Part (a) Compute for One-Year and Five-Year CDs:

1. Variance
2. Standard Deviation
3. Range
4. Coefficient of Variation (CV)

1. Variance Formula:

$\sigma^2 = \frac{1}{n} \sum_{i=1}^{n} (x_i - \bar{x})^2$ Where $\bar{x}$ is the mean of the data.

2. Standard Deviation (SD):

$\sigma = \sqrt{\text{Variance}}$

3. Range:

$\text{Range} = \text{Max value} - \text{Min value}$

4. Coefficient of Variation (CV):

$\text{CV} = \frac{\sigma}{\bar{x}} \times 100\%$

I'll compute these values for both the One-Year and Five-Year CDs. Let's start with the One-Year CD data first.

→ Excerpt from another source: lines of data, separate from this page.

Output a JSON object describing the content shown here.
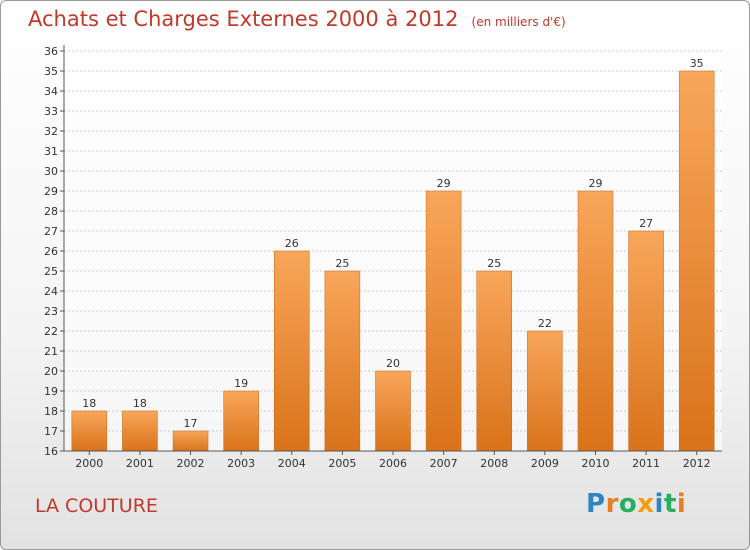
{
  "title": "Achats et Charges Externes 2000 à 2012",
  "unit": "(en milliers d'€)",
  "commune": "LA COUTURE",
  "brand": {
    "text": "Proxiti",
    "letters": [
      {
        "char": "P",
        "color": "#2e86c1"
      },
      {
        "char": "r",
        "color": "#e67e22"
      },
      {
        "char": "o",
        "color": "#27ae60"
      },
      {
        "char": "x",
        "color": "#f39c12"
      },
      {
        "char": "i",
        "color": "#2e86c1"
      },
      {
        "char": "t",
        "color": "#27ae60"
      },
      {
        "char": "i",
        "color": "#e67e22"
      }
    ]
  },
  "colors": {
    "title": "#c0392b",
    "bar_light": "#f8a65a",
    "bar_dark": "#d9731a",
    "grid": "#cccccc",
    "axis": "#555555"
  },
  "chart_data": {
    "type": "bar",
    "categories": [
      "2000",
      "2001",
      "2002",
      "2003",
      "2004",
      "2005",
      "2006",
      "2007",
      "2008",
      "2009",
      "2010",
      "2011",
      "2012"
    ],
    "values": [
      18,
      18,
      17,
      19,
      26,
      25,
      20,
      29,
      25,
      22,
      29,
      27,
      35
    ],
    "ylim": [
      16,
      36
    ],
    "ytick_step": 1,
    "grid": true,
    "title": "Achats et Charges Externes 2000 à 2012",
    "xlabel": "",
    "ylabel": ""
  }
}
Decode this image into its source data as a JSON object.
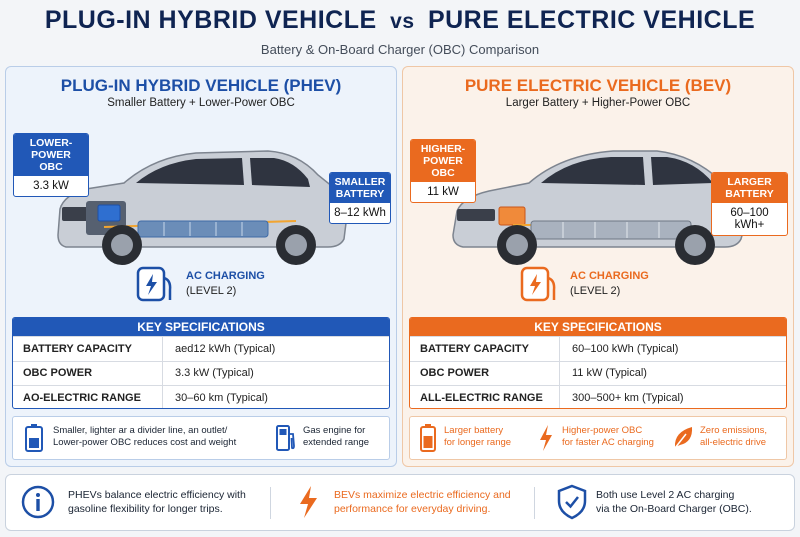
{
  "header": {
    "title_left": "PLUG-IN HYBRID VEHICLE",
    "title_vs": "vs",
    "title_right": "PURE ELECTRIC VEHICLE",
    "subtitle": "Battery & On-Board Charger (OBC) Comparison"
  },
  "phev": {
    "title": "PLUG-IN HYBRID VEHICLE (PHEV)",
    "subtitle": "Smaller Battery + Lower-Power OBC",
    "obc_callout": {
      "line1": "LOWER-POWER",
      "line2": "OBC",
      "value": "3.3 kW"
    },
    "battery_callout": {
      "line1": "SMALLER",
      "line2": "BATTERY",
      "value": "8–12 kWh"
    },
    "charging": {
      "line1": "AC CHARGING",
      "line2": "(LEVEL 2)"
    },
    "specs": {
      "heading": "KEY SPECIFICATIONS",
      "rows": [
        {
          "key": "BATTERY CAPACITY",
          "value": "aed12 kWh (Typical)"
        },
        {
          "key": "OBC POWER",
          "value": "3.3 kW (Typical)"
        },
        {
          "key": "AO-ELECTRIC RANGE",
          "value": "30–60 km (Typical)"
        }
      ]
    },
    "notes": [
      {
        "icon": "battery-icon",
        "line1": "Smaller, lighter ar a divider line, an outlet/",
        "line2": "Lower-power OBC reduces cost and weight"
      },
      {
        "icon": "fuel-pump-icon",
        "line1": "Gas engine for",
        "line2": "extended range"
      }
    ]
  },
  "bev": {
    "title": "PURE ELECTRIC VEHICLE (BEV)",
    "subtitle": "Larger Battery + Higher-Power OBC",
    "obc_callout": {
      "line1": "HIGHER-",
      "line2": "POWER OBC",
      "value": "11 kW"
    },
    "battery_callout": {
      "line1": "LARGER",
      "line2": "BATTERY",
      "value": "60–100 kWh+"
    },
    "charging": {
      "line1": "AC CHARGING",
      "line2": "(LEVEL 2)"
    },
    "specs": {
      "heading": "KEY SPECIFICATIONS",
      "rows": [
        {
          "key": "BATTERY CAPACITY",
          "value": "60–100 kWh (Typical)"
        },
        {
          "key": "OBC POWER",
          "value": "11 kW (Typical)"
        },
        {
          "key": "ALL-ELECTRIC RANGE",
          "value": "300–500+ km (Typical)"
        }
      ]
    },
    "notes": [
      {
        "icon": "battery-icon",
        "line1": "Larger battery",
        "line2": "for longer range"
      },
      {
        "icon": "lightning-icon",
        "line1": "Higher-power OBC",
        "line2": "for faster AC charging"
      },
      {
        "icon": "leaf-icon",
        "line1": "Zero emissions,",
        "line2": "all-electric drive"
      }
    ]
  },
  "footer": [
    {
      "icon": "info-icon",
      "line1": "PHEVs balance electric efficiency with",
      "line2": "gasoline flexibility for longer trips."
    },
    {
      "icon": "lightning-icon",
      "line1": "BEVs maximize electric efficiency and",
      "line2": "performance for everyday driving."
    },
    {
      "icon": "shield-check-icon",
      "line1": "Both use Level 2 AC charging",
      "line2": "via the On-Board Charger (OBC)."
    }
  ],
  "colors": {
    "phev_accent": "#2158b7",
    "bev_accent": "#ea6a1f",
    "title": "#0f2452"
  }
}
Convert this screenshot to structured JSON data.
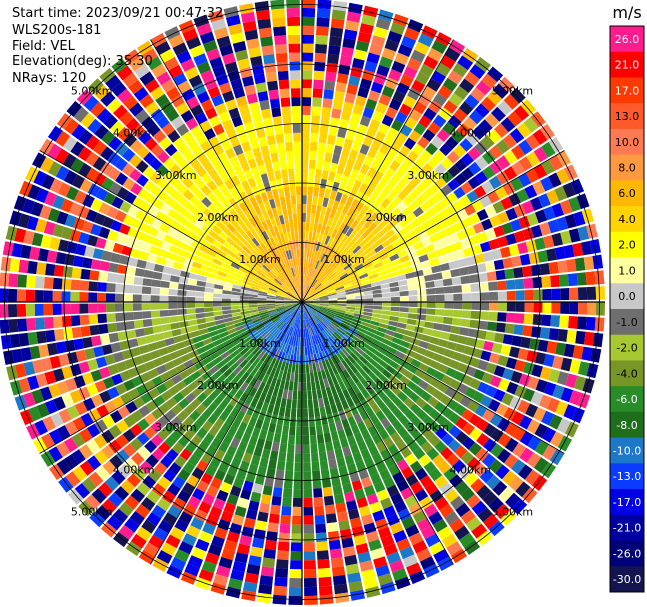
{
  "header": {
    "start_time": "Start time: 2023/09/21 00:47:32",
    "instrument": "WLS200s-181",
    "field": "Field: VEL",
    "elevation": "Elevation(deg): 35.30",
    "nrays": "NRays: 120"
  },
  "colorbar": {
    "unit_label": "m/s",
    "tick_labels": [
      "26.0",
      "21.0",
      "17.0",
      "13.0",
      "10.0",
      "8.0",
      "6.0",
      "4.0",
      "2.0",
      "1.0",
      "0.0",
      "-1.0",
      "-2.0",
      "-4.0",
      "-6.0",
      "-8.0",
      "-10.0",
      "-13.0",
      "-17.0",
      "-21.0",
      "-26.0",
      "-30.0"
    ],
    "colors": [
      "#ff1d8e",
      "#ff0000",
      "#ff3a00",
      "#ff5a2a",
      "#ff7a50",
      "#ff9a40",
      "#ffb800",
      "#ffd400",
      "#ffff00",
      "#ffffa0",
      "#c8c8c8",
      "#6e6e6e",
      "#a8c832",
      "#789628",
      "#288c28",
      "#1e6e1e",
      "#1e78c8",
      "#0a3cff",
      "#0000e6",
      "#0000a0",
      "#000078",
      "#141450"
    ]
  },
  "chart_data": {
    "type": "heatmap",
    "subtype": "polar PPI (plan position indicator)",
    "field": "VEL",
    "units": "m/s",
    "elevation_deg": 35.3,
    "nrays": 120,
    "range_rings_km": [
      1,
      2,
      3,
      4,
      5
    ],
    "range_ring_labels": [
      "1.00km",
      "2.00km",
      "3.00km",
      "4.00km",
      "5.00km"
    ],
    "color_scale": {
      "boundaries": [
        -30,
        -26,
        -21,
        -17,
        -13,
        -10,
        -8,
        -6,
        -4,
        -2,
        -1,
        0,
        1,
        2,
        4,
        6,
        8,
        10,
        13,
        17,
        21,
        26,
        30
      ]
    },
    "pattern_by_range": [
      {
        "range_km": [
          0,
          1.0
        ],
        "north_half": "+6 to +10 (orange/salmon)",
        "south_half": "-8 to -13 (blue)"
      },
      {
        "range_km": [
          1.0,
          2.0
        ],
        "north_half": "+4 to +8 (orange)",
        "south_half": "-6 to -8 (green)"
      },
      {
        "range_km": [
          2.0,
          3.0
        ],
        "north_half": "+2 to +6 (yellow)",
        "south_half": "-4 to -6 (green)"
      },
      {
        "range_km": [
          3.0,
          5.7
        ],
        "north_half": "noisy, full scale",
        "south_half": "noisy, full scale"
      }
    ],
    "grid": true
  }
}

I'll calculate everything step by step.### Calculations for One-Year and Five-Year CDs:

One-Year CDs:

• Mean: 5.306
• Variance: 0.00150
• Standard Deviation: 0.03878
• Range: 0.12
• Coefficient of Variation (CV): 0.731%

Five-Year CDs:

• Mean: 5.86
• Variance: 0.00304
• Standard Deviation: 0.05514
• Range: 0.16
• Coefficient of Variation (CV): 0.941%

Part (b) Explanation:

Based on the results, the Five-Year CDs have a larger variance, standard deviation, and coefficient of variation, indicating that the yields for Five-Year CDs have more variation compared to the One-Year CDs.

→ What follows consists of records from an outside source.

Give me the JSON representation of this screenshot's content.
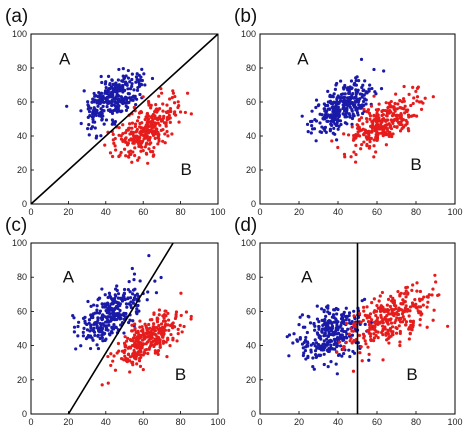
{
  "chart_data": [
    {
      "type": "scatter",
      "panel_label": "(a)",
      "xlim": [
        0,
        100
      ],
      "ylim": [
        0,
        100
      ],
      "x_ticks": [
        "0",
        "20",
        "40",
        "60",
        "80",
        "100"
      ],
      "y_ticks": [
        "0",
        "20",
        "40",
        "60",
        "80",
        "100"
      ],
      "grid": false,
      "series": [
        {
          "name": "A",
          "color": "#1a1aa8",
          "count": 300,
          "center": [
            44,
            62
          ],
          "slope": 1.0,
          "spread_along": 9,
          "spread_across": 5
        },
        {
          "name": "B",
          "color": "#e61c1c",
          "count": 300,
          "center": [
            62,
            44
          ],
          "slope": 1.0,
          "spread_along": 10,
          "spread_across": 5
        }
      ],
      "boundary": {
        "kind": "line",
        "x": [
          0,
          100
        ],
        "y": [
          0,
          100
        ]
      },
      "annotations": [
        {
          "text": "A",
          "x": 18,
          "y": 82
        },
        {
          "text": "B",
          "x": 83,
          "y": 17
        }
      ]
    },
    {
      "type": "scatter",
      "panel_label": "(b)",
      "xlim": [
        0,
        100
      ],
      "ylim": [
        0,
        100
      ],
      "x_ticks": [
        "0",
        "20",
        "40",
        "60",
        "80",
        "100"
      ],
      "y_ticks": [
        "0",
        "20",
        "40",
        "60",
        "80",
        "100"
      ],
      "grid": false,
      "series": [
        {
          "name": "A",
          "color": "#1a1aa8",
          "count": 300,
          "center": [
            43,
            58
          ],
          "slope": 1.15,
          "spread_along": 10,
          "spread_across": 5
        },
        {
          "name": "B",
          "color": "#e61c1c",
          "count": 300,
          "center": [
            63,
            47
          ],
          "slope": 0.9,
          "spread_along": 11,
          "spread_across": 5
        }
      ],
      "boundary": null,
      "annotations": [
        {
          "text": "A",
          "x": 22,
          "y": 82
        },
        {
          "text": "B",
          "x": 80,
          "y": 20
        }
      ]
    },
    {
      "type": "scatter",
      "panel_label": "(c)",
      "xlim": [
        0,
        100
      ],
      "ylim": [
        0,
        100
      ],
      "x_ticks": [
        "0",
        "20",
        "40",
        "60",
        "80",
        "100"
      ],
      "y_ticks": [
        "0",
        "20",
        "40",
        "60",
        "80",
        "100"
      ],
      "grid": false,
      "series": [
        {
          "name": "A",
          "color": "#1a1aa8",
          "count": 300,
          "center": [
            42,
            58
          ],
          "slope": 1.1,
          "spread_along": 11,
          "spread_across": 5
        },
        {
          "name": "B",
          "color": "#e61c1c",
          "count": 300,
          "center": [
            62,
            44
          ],
          "slope": 0.9,
          "spread_along": 11,
          "spread_across": 5
        }
      ],
      "boundary": {
        "kind": "line",
        "x": [
          20,
          76
        ],
        "y": [
          0,
          100
        ]
      },
      "annotations": [
        {
          "text": "A",
          "x": 20,
          "y": 77
        },
        {
          "text": "B",
          "x": 80,
          "y": 20
        }
      ]
    },
    {
      "type": "scatter",
      "panel_label": "(d)",
      "xlim": [
        0,
        100
      ],
      "ylim": [
        0,
        100
      ],
      "x_ticks": [
        "0",
        "20",
        "40",
        "60",
        "80",
        "100"
      ],
      "y_ticks": [
        "0",
        "20",
        "40",
        "60",
        "80",
        "100"
      ],
      "grid": false,
      "series": [
        {
          "name": "A",
          "color": "#1a1aa8",
          "count": 300,
          "center": [
            36,
            47
          ],
          "slope": 1.0,
          "spread_along": 10,
          "spread_across": 7
        },
        {
          "name": "B",
          "color": "#e61c1c",
          "count": 300,
          "center": [
            67,
            55
          ],
          "slope": 0.8,
          "spread_along": 12,
          "spread_across": 7
        }
      ],
      "boundary": {
        "kind": "vertical",
        "x": 50
      },
      "annotations": [
        {
          "text": "A",
          "x": 24,
          "y": 77
        },
        {
          "text": "B",
          "x": 78,
          "y": 20
        }
      ]
    }
  ]
}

Would you like more details on any step, or have any questions?

5 Related Questions:

1. How do you interpret variance in data?
2. Why is the coefficient of variation useful when comparing data sets with different means?
3. What is the relationship between variance and standard deviation?
4. How does range differ from standard deviation in terms of measuring spread?
5. Can high variability in CD rates impact investment decisions?

Tip:

When comparing datasets with different means, the coefficient of variation (CV) is a better measure of relative variability than standard deviation.